The company completed acquisition of Richfield, which adds the Blackwater project that has established gold resources and significant exploration potential.
Increased production and lower costs coupled with higher gold prices should lead to solid double digit gains for the coming quarters.
Newmont Mining (NYSE:NEM): Newmont is the second largest gold miner in the world with operations in North and South America, Africa and the Asia/Pacific region. As of 2010, the company had proven and probable gold reserves of 93.5 million ounces.
The stock has underperformed the market by a wide margin for part of the year, only to rise about 22% from mid July. It’s currently up about 5% for the year, trading near its 52-week high and 14.3 times its trailing twelve months (ttm) earnings. AngloGold Ashanti (NYSE:AU) trades at 22.1 (ttm) and Barrick Gold (NYSE:ABX) at 13.7 (ttm).
Newmont recently declared third quarter dividend of $0.30 per share, a 50% increase over the second quarter and 100% increase over the third quarter of 2010. Management is considering a share buyback program in an effort to narrow the gap between the rise in gold prices and the company’s share price.
Earlier this year, management announced a change in its dividend policy by linking the dividend to changes in the gold price. Prospects look good for 2012 and beyond as overall production is set rise to seven million ounces by 2017 from the current 5.1 million. A higher gold price over that time frame is a good possibility, therefore earnings and dividend growth should be robust.
Yamana Gold (NYSE:AUY): The Toronto based miner engages in gold and other precious metals mining. It currently owns 7 gold mines.
The stock trades around $16.28, about 7.4% off its 52-week high of $17.47. It’s valued at 20.4 times its trailing twelve months (ttm) earnings. Rivals, AngloGold Ashanti (AU) trades at 22.68 (ttm) and Goldcorp (NYSE:GG) at 20.87 (ttm).

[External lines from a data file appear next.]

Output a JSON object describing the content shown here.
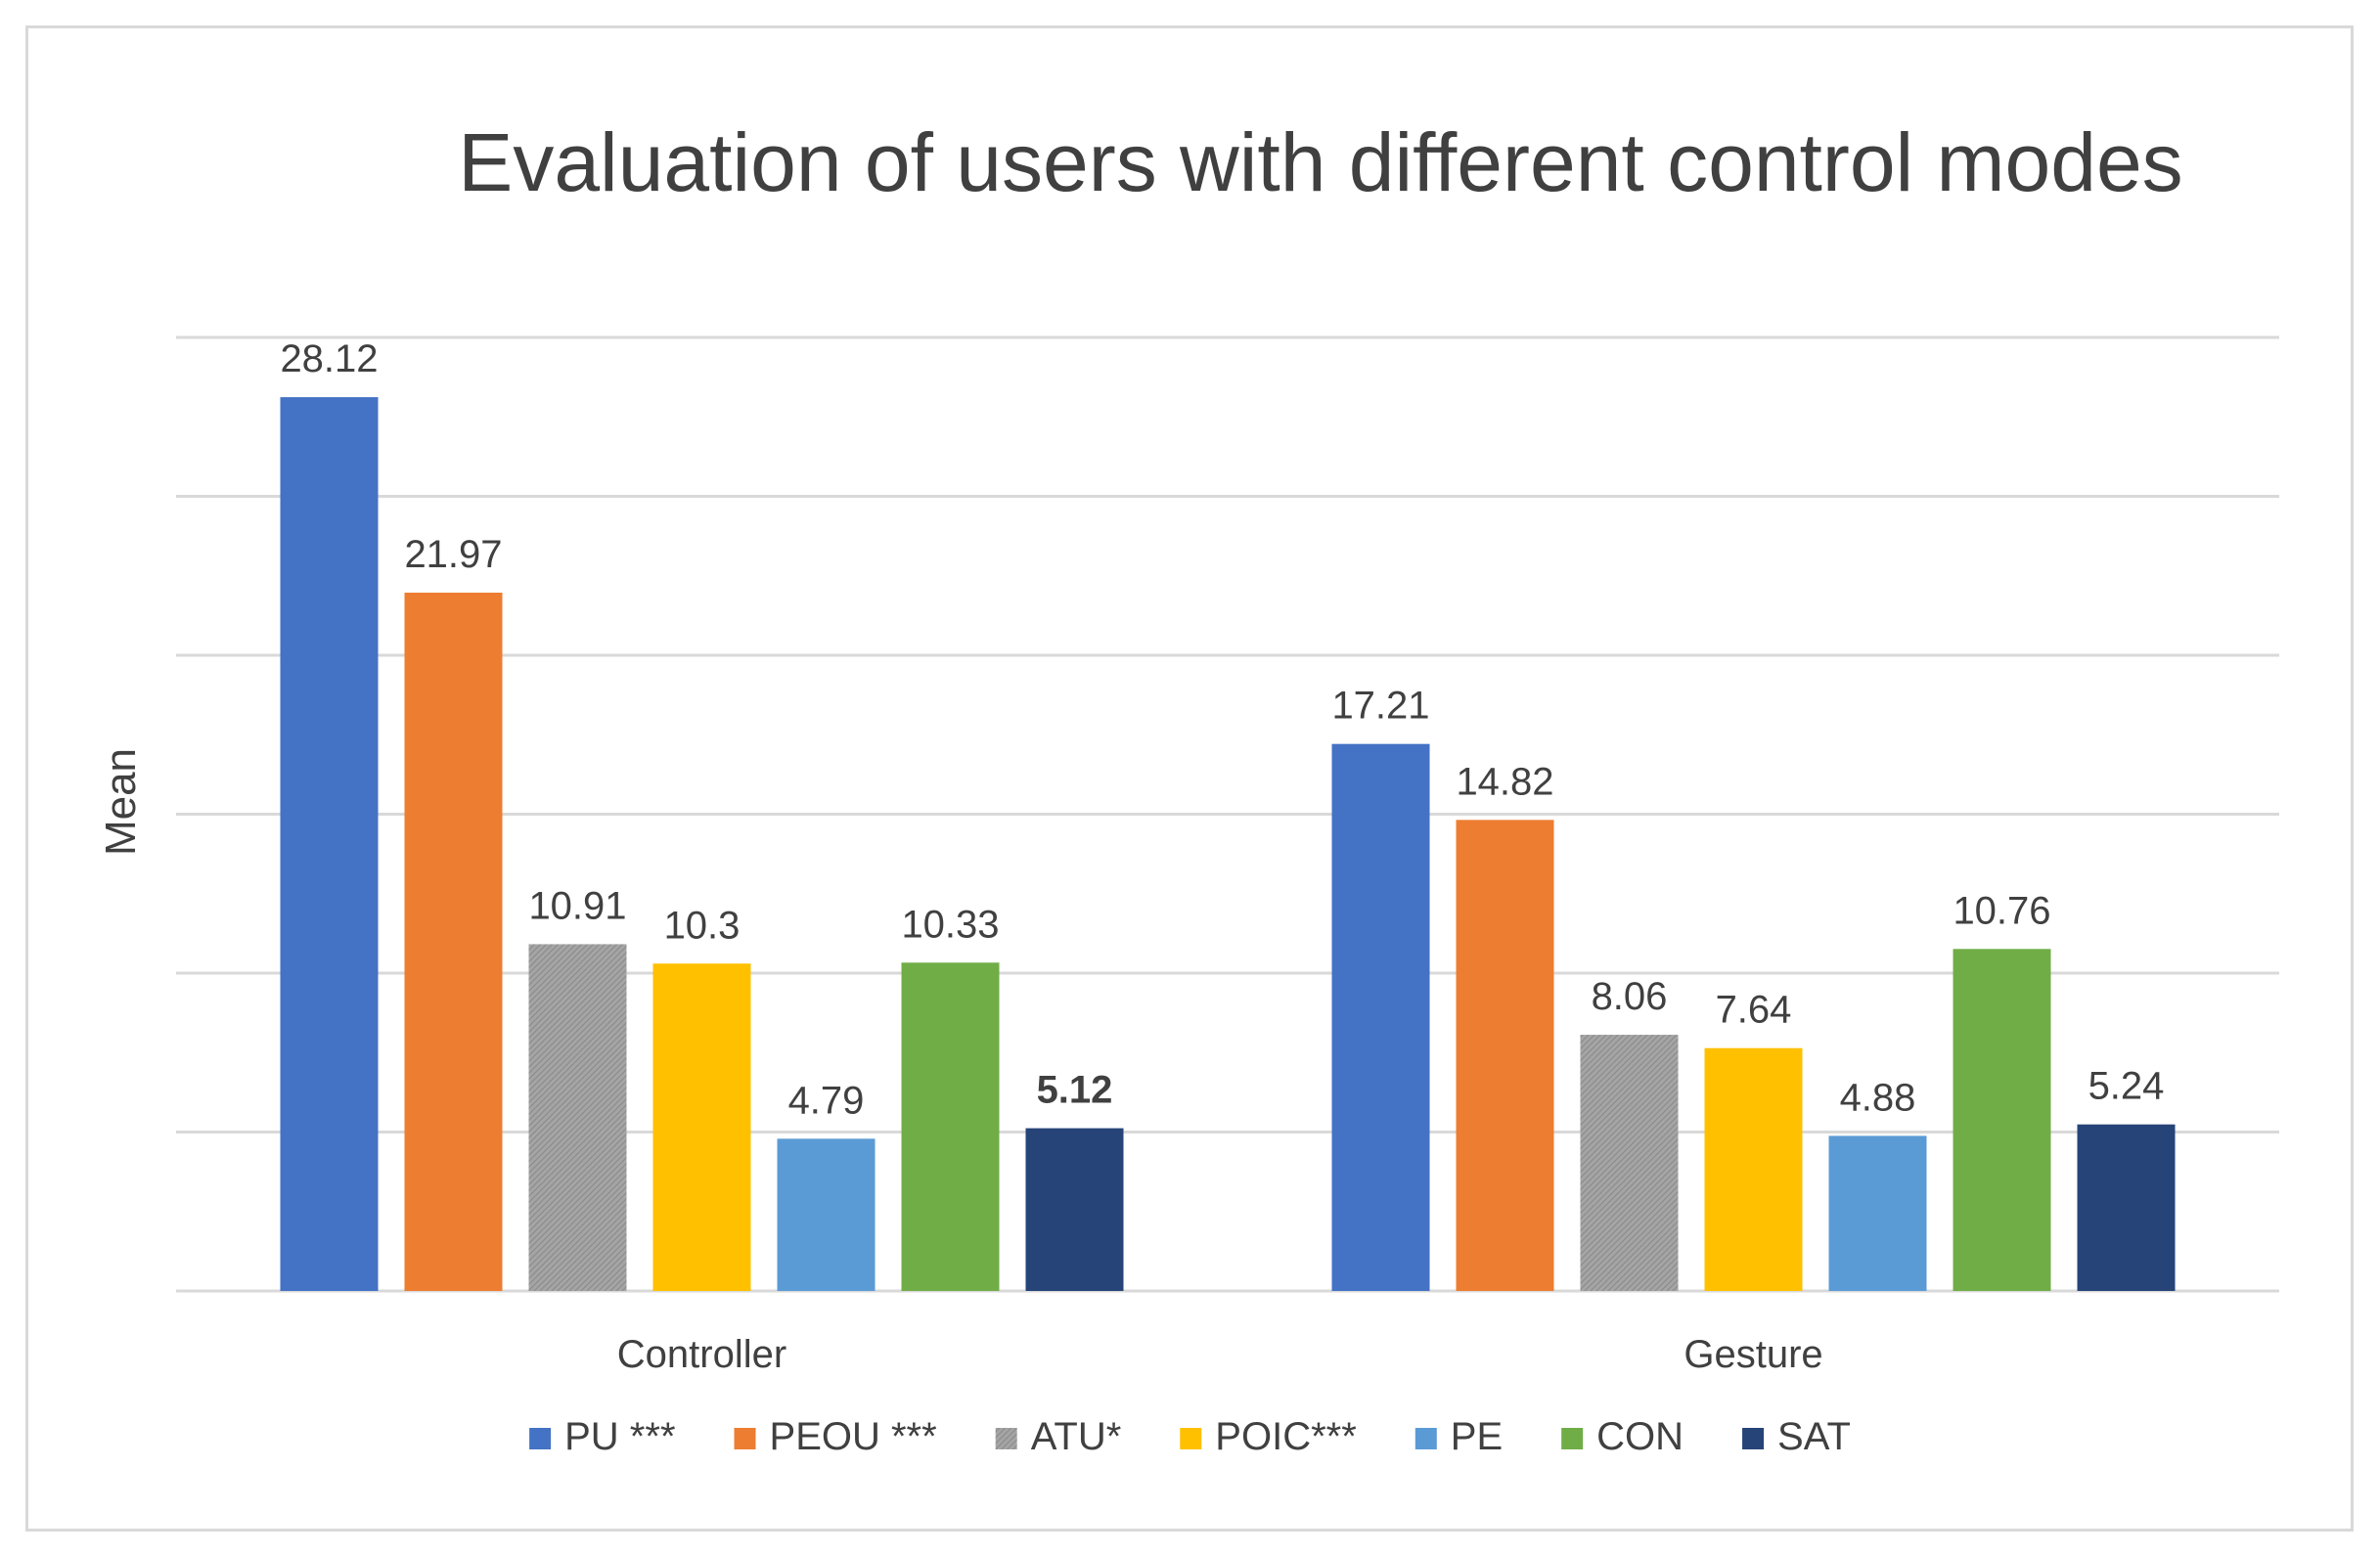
{
  "chart_data": {
    "type": "bar",
    "title": "Evaluation of users with different control modes",
    "xlabel": "",
    "ylabel": "Mean",
    "ylim": [
      0,
      30
    ],
    "grid": true,
    "legend_position": "bottom",
    "categories": [
      "Controller",
      "Gesture"
    ],
    "series": [
      {
        "name": "PU ***",
        "color": "#4472C4",
        "values": [
          28.12,
          17.21
        ],
        "pattern": "solid",
        "bold_labels": [
          false,
          false
        ]
      },
      {
        "name": "PEOU ***",
        "color": "#ED7D31",
        "values": [
          21.97,
          14.82
        ],
        "pattern": "solid",
        "bold_labels": [
          false,
          false
        ]
      },
      {
        "name": "ATU*",
        "color": "#A5A5A5",
        "values": [
          10.91,
          8.06
        ],
        "pattern": "hatch",
        "bold_labels": [
          false,
          false
        ]
      },
      {
        "name": "POIC***",
        "color": "#FFC000",
        "values": [
          10.3,
          7.64
        ],
        "pattern": "solid",
        "bold_labels": [
          false,
          false
        ]
      },
      {
        "name": "PE",
        "color": "#5B9BD5",
        "values": [
          4.79,
          4.88
        ],
        "pattern": "solid",
        "bold_labels": [
          false,
          false
        ]
      },
      {
        "name": "CON",
        "color": "#70AD47",
        "values": [
          10.33,
          10.76
        ],
        "pattern": "solid",
        "bold_labels": [
          false,
          false
        ]
      },
      {
        "name": "SAT",
        "color": "#264478",
        "values": [
          5.12,
          5.24
        ],
        "pattern": "solid",
        "bold_labels": [
          true,
          false
        ]
      }
    ],
    "data_labels": [
      [
        "28.12",
        "17.21"
      ],
      [
        "21.97",
        "14.82"
      ],
      [
        "10.91",
        "8.06"
      ],
      [
        "10.3",
        "7.64"
      ],
      [
        "4.79",
        "4.88"
      ],
      [
        "10.33",
        "10.76"
      ],
      [
        "5.12",
        "5.24"
      ]
    ]
  }
}
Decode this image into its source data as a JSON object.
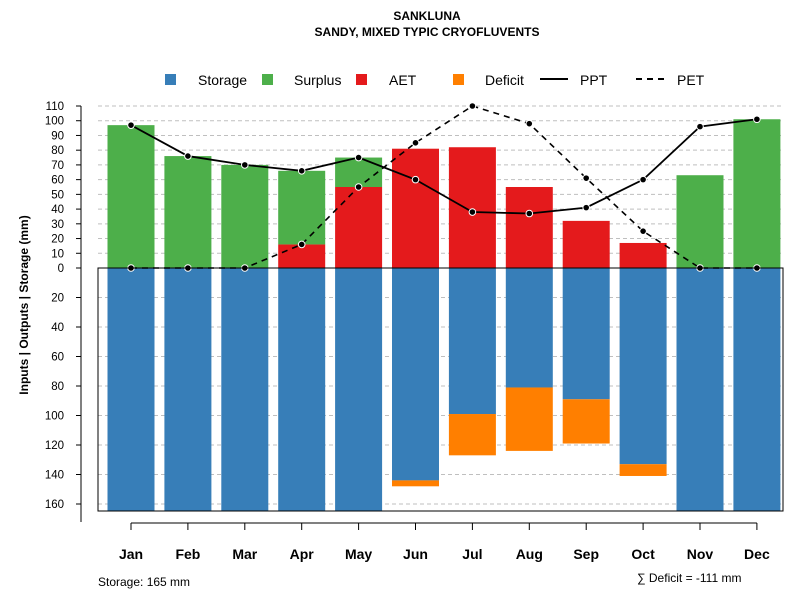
{
  "chart_data": {
    "type": "bar",
    "title": "SANKLUNA",
    "subtitle": "SANDY, MIXED TYPIC CRYOFLUVENTS",
    "ylabel": "Inputs | Outputs | Storage    (mm)",
    "categories": [
      "Jan",
      "Feb",
      "Mar",
      "Apr",
      "May",
      "Jun",
      "Jul",
      "Aug",
      "Sep",
      "Oct",
      "Nov",
      "Dec"
    ],
    "upper_ticks": [
      "0",
      "10",
      "20",
      "30",
      "40",
      "50",
      "60",
      "70",
      "80",
      "90",
      "100",
      "110"
    ],
    "lower_ticks": [
      "20",
      "40",
      "60",
      "80",
      "100",
      "120",
      "140",
      "160"
    ],
    "ylim_upper": [
      0,
      110
    ],
    "ylim_lower": [
      0,
      165
    ],
    "legend": {
      "storage": "Storage",
      "surplus": "Surplus",
      "aet": "AET",
      "deficit": "Deficit",
      "ppt": "PPT",
      "pet": "PET"
    },
    "colors": {
      "storage": "#377eb8",
      "surplus": "#4daf4a",
      "aet": "#e41a1c",
      "deficit": "#ff7f00",
      "line": "#000000",
      "grid": "#bfbfbf"
    },
    "series": {
      "aet": [
        0,
        0,
        0,
        16,
        55,
        81,
        82,
        55,
        32,
        17,
        0,
        0
      ],
      "surplus": [
        97,
        76,
        70,
        50,
        20,
        0,
        0,
        0,
        0,
        0,
        63,
        101
      ],
      "storage": [
        165,
        165,
        165,
        165,
        165,
        144,
        99,
        81,
        89,
        133,
        165,
        165
      ],
      "deficit": [
        0,
        0,
        0,
        0,
        0,
        4,
        28,
        43,
        30,
        8,
        0,
        0
      ],
      "ppt": [
        97,
        76,
        70,
        66,
        75,
        60,
        38,
        37,
        41,
        60,
        96,
        101
      ],
      "pet": [
        0,
        0,
        0,
        16,
        55,
        85,
        110,
        98,
        61,
        25,
        0,
        0
      ]
    },
    "notes": {
      "storage": "Storage: 165 mm",
      "deficit": "∑ Deficit = -111 mm"
    }
  }
}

The stock has outpaced its rivals and risen about 43% since July and is up about 30% for the year. Shareholders are also being rewarded with a 50% hike in the annual dividend starting in the third quarter.
Second quarter results were excellent with revenue rising 63% and net income soaring 178% over the same period last year on higher production, gold and silver prices.
Management maintained its production guidance for this year. In 2013, production is expected to be 60% higher than last year. Given this scenario and higher gold prices over that time frame, Yamana’s earnings should advance at double digit pace, increasing the likelihood of further shareholder rewards.
Agnico-Eagle Mines (NYSE:AEM): Agnico-Eagle operates six mines in Europe and North America. The company has proven and probable gold reserves of 21.3 million ounces.
The stock trades at an excessive premium to Barrick Gold. It trades around 37 times its trailing twelve months (ttm) earnings whilst Barrick trades at a modest 13.7 times (ttm). Over the past month the stock has outpaced the market but, the market has the edge for the year.
Agnico-Eagle is set to produce strong earnings for fiscal 2011 given management projection of an 11% rise in gold output coupled with higher gold prices. Prospects for 2012 look brighter as gold output is set rise 18% above this year’s forecast due to several expansion projects at its mines.
The company’s strong balance sheet, exemplified by its low debt-equity ratio, helps it in pursuing acquisitions.